Shared Principles for Organizing Educational Events on Current Crisis in Israel and Palestine

Updated: November 8, 2023
Developed by: Hadil Abuhmaid (SOJC), Diane Baxter (Law-CRES), Gordon Lafer (LERC), Harinder
Khalsa (Romance Languages), Michael Malek Najjar (Theater), Bassem Hosny (Judaic Studies), Julie
Weise (History); facilitated by Dennis Galvan (DGE)

Since early October 2023, this group has met, at first to plan an education response to events in Israel-
Palestine. We quickly realized our group, with participants from multiple perspectives and
experiences of the conflict, needed a set of common principles and shared parameters for any
events we as a group would organize or endorse.

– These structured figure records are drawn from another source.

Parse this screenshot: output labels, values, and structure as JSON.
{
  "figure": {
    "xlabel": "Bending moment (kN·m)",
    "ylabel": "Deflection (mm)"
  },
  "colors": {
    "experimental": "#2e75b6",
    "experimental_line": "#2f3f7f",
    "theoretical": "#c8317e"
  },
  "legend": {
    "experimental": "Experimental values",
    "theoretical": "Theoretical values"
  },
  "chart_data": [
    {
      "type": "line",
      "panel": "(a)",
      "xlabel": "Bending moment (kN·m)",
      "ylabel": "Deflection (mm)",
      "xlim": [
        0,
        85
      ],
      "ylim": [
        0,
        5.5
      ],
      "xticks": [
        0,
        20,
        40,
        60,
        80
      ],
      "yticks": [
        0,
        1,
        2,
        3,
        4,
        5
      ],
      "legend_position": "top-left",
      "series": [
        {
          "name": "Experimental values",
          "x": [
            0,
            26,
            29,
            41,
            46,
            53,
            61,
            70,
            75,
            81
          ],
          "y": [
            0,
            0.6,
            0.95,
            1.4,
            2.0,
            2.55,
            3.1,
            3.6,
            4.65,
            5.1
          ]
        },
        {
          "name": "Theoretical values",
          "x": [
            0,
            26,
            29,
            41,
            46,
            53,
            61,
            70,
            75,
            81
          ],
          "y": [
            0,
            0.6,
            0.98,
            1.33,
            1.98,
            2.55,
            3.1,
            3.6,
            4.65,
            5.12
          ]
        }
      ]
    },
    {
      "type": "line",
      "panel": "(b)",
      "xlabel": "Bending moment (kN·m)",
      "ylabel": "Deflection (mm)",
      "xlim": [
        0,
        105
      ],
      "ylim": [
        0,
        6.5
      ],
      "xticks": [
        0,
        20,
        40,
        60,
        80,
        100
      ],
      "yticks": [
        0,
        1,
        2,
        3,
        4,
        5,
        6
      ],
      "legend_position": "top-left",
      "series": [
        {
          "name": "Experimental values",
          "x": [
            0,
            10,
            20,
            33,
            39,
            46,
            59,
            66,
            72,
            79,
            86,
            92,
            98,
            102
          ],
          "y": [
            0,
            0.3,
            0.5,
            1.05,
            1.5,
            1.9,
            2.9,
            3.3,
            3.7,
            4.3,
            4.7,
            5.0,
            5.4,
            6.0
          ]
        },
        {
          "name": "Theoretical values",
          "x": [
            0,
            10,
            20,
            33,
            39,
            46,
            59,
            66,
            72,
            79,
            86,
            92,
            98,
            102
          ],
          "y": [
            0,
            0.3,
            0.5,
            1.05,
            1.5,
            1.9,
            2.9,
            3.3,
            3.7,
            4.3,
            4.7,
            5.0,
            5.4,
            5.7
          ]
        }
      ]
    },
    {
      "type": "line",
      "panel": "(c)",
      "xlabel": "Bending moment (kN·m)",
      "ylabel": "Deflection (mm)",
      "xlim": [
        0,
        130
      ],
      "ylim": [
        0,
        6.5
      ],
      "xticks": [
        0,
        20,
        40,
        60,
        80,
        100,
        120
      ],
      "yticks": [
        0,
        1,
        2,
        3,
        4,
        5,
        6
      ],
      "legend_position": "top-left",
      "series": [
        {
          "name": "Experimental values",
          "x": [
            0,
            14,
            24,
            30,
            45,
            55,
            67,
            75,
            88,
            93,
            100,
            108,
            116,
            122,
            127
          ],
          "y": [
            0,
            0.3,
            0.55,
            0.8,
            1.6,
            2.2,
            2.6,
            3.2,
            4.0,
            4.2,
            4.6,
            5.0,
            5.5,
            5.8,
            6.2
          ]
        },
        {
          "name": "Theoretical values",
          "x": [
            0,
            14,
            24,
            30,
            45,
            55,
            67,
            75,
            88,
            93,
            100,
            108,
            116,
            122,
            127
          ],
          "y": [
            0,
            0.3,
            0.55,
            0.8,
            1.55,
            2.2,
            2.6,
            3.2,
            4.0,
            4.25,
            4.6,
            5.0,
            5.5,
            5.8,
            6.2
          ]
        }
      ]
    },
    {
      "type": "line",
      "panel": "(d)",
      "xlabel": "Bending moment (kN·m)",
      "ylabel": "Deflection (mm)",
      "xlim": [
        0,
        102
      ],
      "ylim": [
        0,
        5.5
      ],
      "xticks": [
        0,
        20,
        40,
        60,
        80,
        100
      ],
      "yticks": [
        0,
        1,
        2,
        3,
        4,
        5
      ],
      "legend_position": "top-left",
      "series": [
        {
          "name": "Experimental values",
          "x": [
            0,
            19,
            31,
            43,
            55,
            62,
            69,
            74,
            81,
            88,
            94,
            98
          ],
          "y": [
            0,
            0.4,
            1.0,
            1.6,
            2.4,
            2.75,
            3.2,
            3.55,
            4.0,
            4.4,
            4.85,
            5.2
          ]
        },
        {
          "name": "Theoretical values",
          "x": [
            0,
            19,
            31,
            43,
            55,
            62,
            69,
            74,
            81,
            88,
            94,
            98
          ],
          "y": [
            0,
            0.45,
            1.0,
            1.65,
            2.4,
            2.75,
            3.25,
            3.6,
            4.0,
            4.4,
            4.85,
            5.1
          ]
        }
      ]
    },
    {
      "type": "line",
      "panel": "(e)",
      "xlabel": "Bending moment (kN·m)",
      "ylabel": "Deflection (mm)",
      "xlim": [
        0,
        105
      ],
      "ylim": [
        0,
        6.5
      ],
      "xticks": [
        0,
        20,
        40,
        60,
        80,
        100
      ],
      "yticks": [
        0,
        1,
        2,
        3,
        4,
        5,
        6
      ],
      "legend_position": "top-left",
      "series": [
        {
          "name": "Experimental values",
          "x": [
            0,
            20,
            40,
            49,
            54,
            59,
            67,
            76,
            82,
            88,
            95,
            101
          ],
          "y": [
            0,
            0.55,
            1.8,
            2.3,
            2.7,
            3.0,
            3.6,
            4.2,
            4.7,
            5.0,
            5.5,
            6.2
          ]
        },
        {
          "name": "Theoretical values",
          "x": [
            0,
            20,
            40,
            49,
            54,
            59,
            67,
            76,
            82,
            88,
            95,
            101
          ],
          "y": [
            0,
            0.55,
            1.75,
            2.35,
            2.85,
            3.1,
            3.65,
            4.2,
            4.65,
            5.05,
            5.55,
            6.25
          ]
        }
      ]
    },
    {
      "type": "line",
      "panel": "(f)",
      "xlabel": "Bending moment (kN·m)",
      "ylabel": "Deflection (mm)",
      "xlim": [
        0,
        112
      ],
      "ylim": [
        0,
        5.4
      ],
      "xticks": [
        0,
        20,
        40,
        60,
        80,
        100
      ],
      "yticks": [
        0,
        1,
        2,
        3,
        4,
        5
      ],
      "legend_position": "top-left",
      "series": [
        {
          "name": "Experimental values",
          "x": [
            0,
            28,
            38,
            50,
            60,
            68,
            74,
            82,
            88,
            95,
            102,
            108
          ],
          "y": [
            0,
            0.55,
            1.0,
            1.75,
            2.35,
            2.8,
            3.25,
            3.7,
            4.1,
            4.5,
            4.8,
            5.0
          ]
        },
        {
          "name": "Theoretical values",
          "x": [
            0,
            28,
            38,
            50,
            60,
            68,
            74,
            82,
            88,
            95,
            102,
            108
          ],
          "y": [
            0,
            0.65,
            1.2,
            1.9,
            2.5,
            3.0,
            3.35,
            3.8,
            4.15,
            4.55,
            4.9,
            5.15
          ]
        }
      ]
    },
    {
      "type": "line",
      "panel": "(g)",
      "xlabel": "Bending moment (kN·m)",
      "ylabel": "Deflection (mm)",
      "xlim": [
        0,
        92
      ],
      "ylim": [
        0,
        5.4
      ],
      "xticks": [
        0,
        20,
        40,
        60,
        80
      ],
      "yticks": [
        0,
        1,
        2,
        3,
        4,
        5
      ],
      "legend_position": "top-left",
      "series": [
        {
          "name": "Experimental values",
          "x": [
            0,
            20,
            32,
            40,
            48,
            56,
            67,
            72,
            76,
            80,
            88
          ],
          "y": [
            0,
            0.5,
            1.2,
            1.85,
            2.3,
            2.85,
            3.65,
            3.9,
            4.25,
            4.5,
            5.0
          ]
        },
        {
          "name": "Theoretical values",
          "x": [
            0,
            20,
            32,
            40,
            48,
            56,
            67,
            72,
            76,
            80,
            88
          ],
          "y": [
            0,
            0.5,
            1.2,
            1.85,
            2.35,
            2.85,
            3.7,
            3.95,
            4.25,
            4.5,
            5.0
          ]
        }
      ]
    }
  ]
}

The Division of Global Engagement will organize, endorse and promote campus educational events that apply these principles.

Purpose of this group:

  1. Gather concerned faculty (and grad students, staff) who are interested in planning and
    organize educational and caring responses to the current crisis in Israel-Palestine.
  2. This group serves as an organizing committee to plan one or more events.
     

Purpose of this document:

  1. Shared framework of common assumptions & goals that enable this group to organize and
    hold educational and caring responses for the campus community to the current crisis in
    Israel-Palestine.
  2. Terms of participation to be given to presenters and invited guests.
  3. Also may be used as framework for this group to support and promote other campus
    events.

Shared principles, approaches and objectives:

  1. This group consists of colleagues with a wide variety of positions. We are not necessarily in
    full agreement on every aspect of the Israel-Palestine conflict. But we all agree we do not
    want to dehumanize either side and that we regret the loss of life on any side. We will
    open events with this point.
  2. We believe that in times of global crisis, we as educators have a responsibility to provide
    learning opportunities, to share research-based information, to present the multiplicity and
    complexity of conflicting narratives and discourses, and to provide a safe space for
    respectful discussion and civil conversation to promote learning and model understanding
    and empathy.
  3. Many students are confused, anxious, worried and in pain. For some of them, public
    educational events and fora represent an essential institutional response to the situation,
    and a form of care.
  4. Many UO students have very little information about the current conflict or its roots and
    context. Students will benefit from reasonable, respectful, research-based educational
    fora.
  5. We will avoid fora and events that “take sides.” To the extent possible we will create spaces
    which include a multiplicity of accounts, discourses and perspectives, promoting learning
    and understanding and preventing advocacy of one-sided positions.
  6. We recognize that there is no single body of shared facts in this conflict, and that our most
    useful approach may be to present parallel competing accounts of facts (on contemporary
    events, contributing conditions and circumstances, historical context) rather than seeking
    to adjudicate a “most accurate” set of facts.
  7. We are best served by teaching complexity, by helping students understand the multiplicity
    of contexts and perspectives, and by modeling how to hold complexity with curiosity and
    empathy.
  8. Students and the campus community will benefit from fora and events that are more multi-
    modal than standard lecture-listen-ask-questions format. Theater, music, art, gathering
    contemplatively, for example, will prove very useful.
  9. Advocacy of the eradication of “other sides,” positions of violent, harmful intolerance that
    exceed the limits of tolerant discourse, will be considered out of bounds in our fora and
    events. We will take necessary steps to set and enforce this boundary.
  10. Because we wish to model constructive dialogue, we will vet presenters to avoid calls for
    the destruction of the Israeli people or state, or the destruction of the Palestinian people or
    state.
  11. Given our commitment to academic freedom, we are cognizant of appropriate times,
    places and contexts for engagement with extreme positions (such as those described in the
    two points just above). Brief educational fora in the aftermath of recent violence and loss
    of life are not the best time, place and context. Full-term courses (such as Professor Diane
    Baxter’s Conflict Resolution 435/535, Israel and Palestine) offer better times, places and
    contexts.
  12. We acknowledge that some students and campus community members may hold very
    strong positions on one or another side of the conflict, informed by personal pain, suffering
    and perhaps trauma. While educational fora may not be ideal venues for working through
    personal pain and trauma, we will do our best to create spaces of empathy for such
    positions while adhering to our other objectives (e.g., not taking sides, not permitting
    advocacy of eradication, etc.).
  13. Open-microphone events are probably not productive in this time. Audience input will be
    curated. Questions can be written on cards, submitted to organizers, who then select for
    representativeness, educational value, avoidance of one-sidedness or intolerance.
  14. Events will not be recorded without consent of all participants.
  15. Views of presenters are not necessarily endorsed by this group.